You’re welcome, it’s a plug for you. Nathan, as a coach, has been extremely helpful for me, giving me that accountability. It’s taken my mindset from where it was before is, I got be in training to catching the vision of why I need to be out of treatment. Sometimes you need that outside person looking in versus those people who are involved in the day-to-day. That outside perspective helps. A big part of the reason why we’re doing this well is because of the coaching. We talked about the consultations stuff that I’ve had with other companies as well, particularly working one-on-one with you to look at the statistics and decide how do we improve this. We’ve seen my goals have been met. The first day we talked about getting me out of treatment and doing that over a six-month timeframe and we’re already there. It’s verbalizing those goals and then having someone to keep you accountable for is important. Someone outside of the business who’s not caught up in the day-to-day side of things, that’s key. I’ll plug you every day because of that because you’ve helped turn around this business for sure.
I love to hear that and I appreciate it. I get so excited after all of our calls and share it with my wife like, “Ben is killing it. It’s exciting to work with him.” Thanks for the plug. I appreciate it. If people wanted to reach out to you for whatever reason, are you open to sharing your contact information?
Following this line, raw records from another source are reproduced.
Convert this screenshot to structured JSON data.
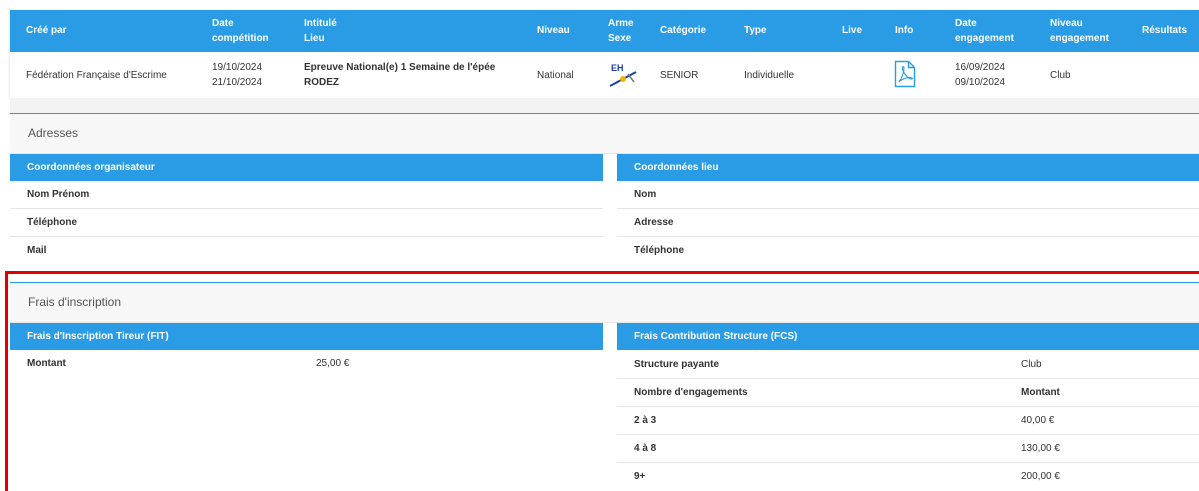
{
  "competition_table": {
    "headers": {
      "cree_par": "Créé par",
      "date_line1": "Date",
      "date_line2": "compétition",
      "intitule_line1": "Intitulé",
      "intitule_line2": "Lieu",
      "niveau": "Niveau",
      "arme_line1": "Arme",
      "arme_line2": "Sexe",
      "categorie": "Catégorie",
      "type": "Type",
      "live": "Live",
      "info": "Info",
      "date_eng_line1": "Date",
      "date_eng_line2": "engagement",
      "niveau_eng_line1": "Niveau",
      "niveau_eng_line2": "engagement",
      "resultats": "Résultats"
    },
    "row": {
      "cree_par": "Fédération Française d'Escrime",
      "date_start": "19/10/2024",
      "date_end": "21/10/2024",
      "intitule": "Epreuve National(e) 1 Semaine de l'épée",
      "lieu": "RODEZ",
      "niveau": "National",
      "arme_icon": "epee-homme-icon",
      "arme_icon_text": "EH",
      "categorie": "SENIOR",
      "type": "Individuelle",
      "info_icon": "pdf-icon",
      "date_eng_start": "16/09/2024",
      "date_eng_end": "09/10/2024",
      "niveau_eng": "Club"
    }
  },
  "adresses": {
    "title": "Adresses",
    "organisateur": {
      "heading": "Coordonnées organisateur",
      "fields": [
        "Nom Prénom",
        "Téléphone",
        "Mail"
      ]
    },
    "lieu": {
      "heading": "Coordonnées lieu",
      "fields": [
        "Nom",
        "Adresse",
        "Téléphone"
      ]
    }
  },
  "frais": {
    "title": "Frais d'inscription",
    "fit": {
      "heading": "Frais d'Inscription Tireur (FIT)",
      "label": "Montant",
      "value": "25,00 €"
    },
    "fcs": {
      "heading": "Frais Contribution Structure (FCS)",
      "structure_label": "Structure payante",
      "structure_value": "Club",
      "col_left": "Nombre d'engagements",
      "col_right": "Montant",
      "rows": [
        {
          "range": "2 à 3",
          "amount": "40,00 €"
        },
        {
          "range": "4 à 8",
          "amount": "130,00 €"
        },
        {
          "range": "9+",
          "amount": "200,00 €"
        }
      ]
    }
  },
  "colors": {
    "header_blue": "#2a9ce6",
    "highlight_red": "#e50000"
  }
}
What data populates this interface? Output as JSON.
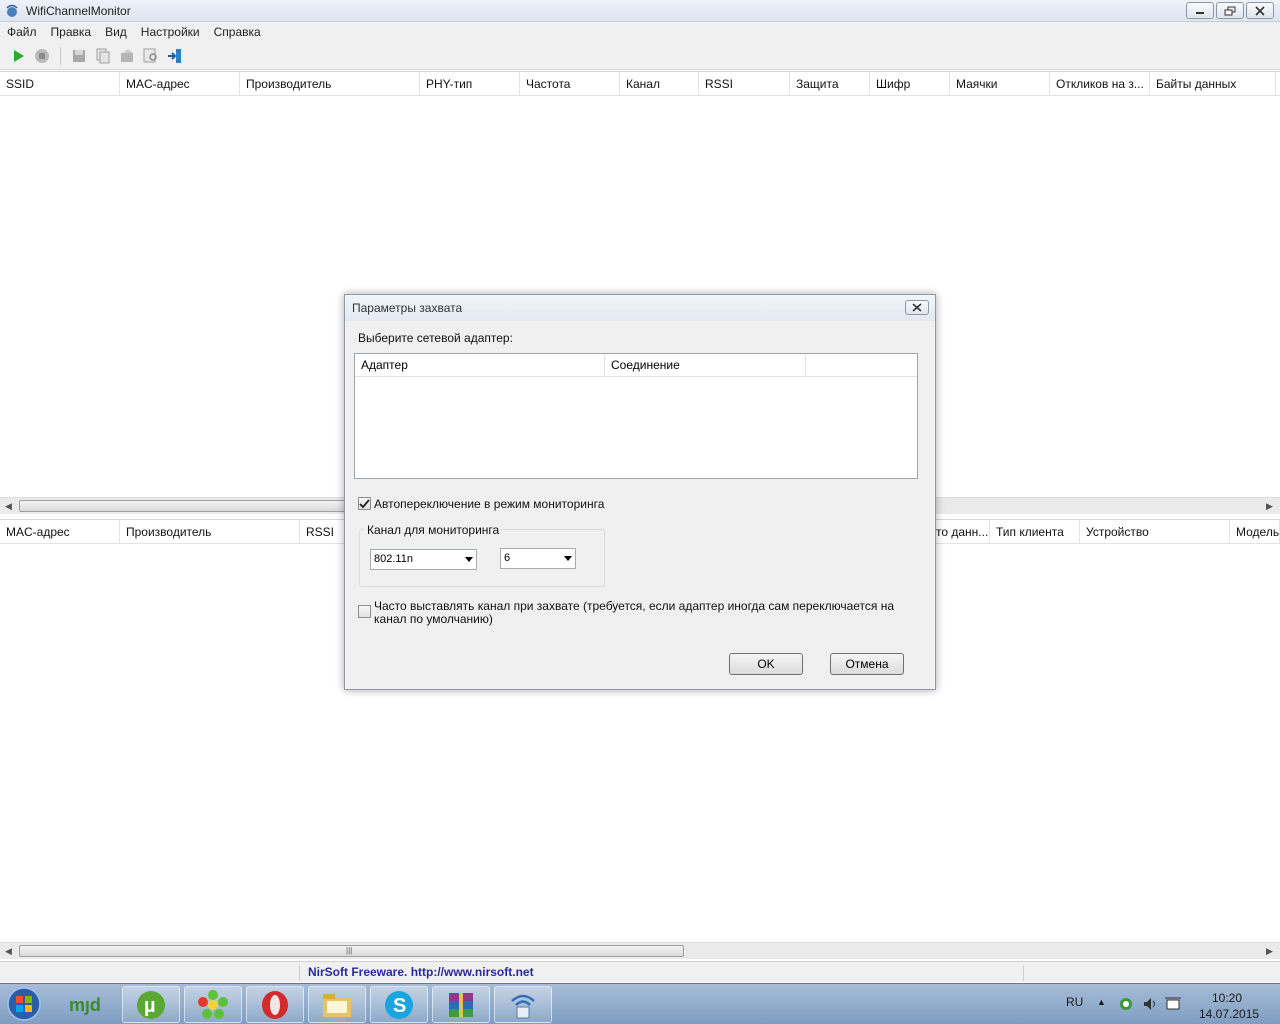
{
  "window": {
    "title": "WifiChannelMonitor"
  },
  "menu": [
    "Файл",
    "Правка",
    "Вид",
    "Настройки",
    "Справка"
  ],
  "toolbar": [
    "play-icon",
    "stop-icon",
    "save-icon",
    "copy-icon",
    "properties-icon",
    "find-icon",
    "exit-icon"
  ],
  "networks_table": {
    "columns": [
      "SSID",
      "MAC-адрес",
      "Производитель",
      "PHY-тип",
      "Частота",
      "Канал",
      "RSSI",
      "Защита",
      "Шифр",
      "Маячки",
      "Откликов на з...",
      "Байты данных"
    ]
  },
  "clients_table": {
    "columns": [
      "MAC-адрес",
      "Производитель",
      "RSSI",
      "...то данн...",
      "Тип клиента",
      "Устройство",
      "Модель"
    ]
  },
  "statusbar": {
    "link": "NirSoft Freeware.  http://www.nirsoft.net"
  },
  "dialog": {
    "title": "Параметры захвата",
    "select_adapter_label": "Выберите сетевой адаптер:",
    "adapter_columns": [
      "Адаптер",
      "Соединение"
    ],
    "auto_monitor_label": "Автопереключение в режим мониторинга",
    "auto_monitor_checked": true,
    "channel_group_label": "Канал для мониторинга",
    "phy_value": "802.11n",
    "channel_value": "6",
    "often_set_label": "Часто выставлять канал при захвате (требуется, если адаптер иногда сам переключается на канал по умолчанию)",
    "often_set_checked": false,
    "ok_label": "OK",
    "cancel_label": "Отмена"
  },
  "taskbar": {
    "apps": [
      "mydefrag",
      "utorrent",
      "icq",
      "opera",
      "explorer",
      "skype",
      "winrar",
      "wifichannelmonitor"
    ],
    "lang": "RU",
    "time": "10:20",
    "date": "14.07.2015"
  }
}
The best way is email because I’m not the best in answering the cell phone. My email is BLarsen@TetonTherapyPC.com.
Thanks for your time, Ben. I appreciate it.
Important Links:
- Ben Larsen
- Teton Therapy
- Jeff McMenamy – Previous episode
- BLarsen@TetonTherapyPC.com
About Ben Larsen
Ben has been a member of Teton Therapy since May of 2010. He graduated with a Doctorate of Physical Therapy from the University of Mary in Bismarck, ND and conducted his field work primarily in out-patient settings while in school. During his time at Teton Therapy, Ben has taken many continuing education courses on topics such as Dry Needling, Kinesiotaping, neuromuscular re-education, running analysis, and injury prevention—a topic which he immediately found a passion for and has since conducted classes to the community. Ben quickly applied this vast amount of knowledge to the practice and sharpened his therapy craft. His general interests include water sports, running, outdoor activities such as camping, competing in triathlons, and most importantly spending quality time with his wife and children.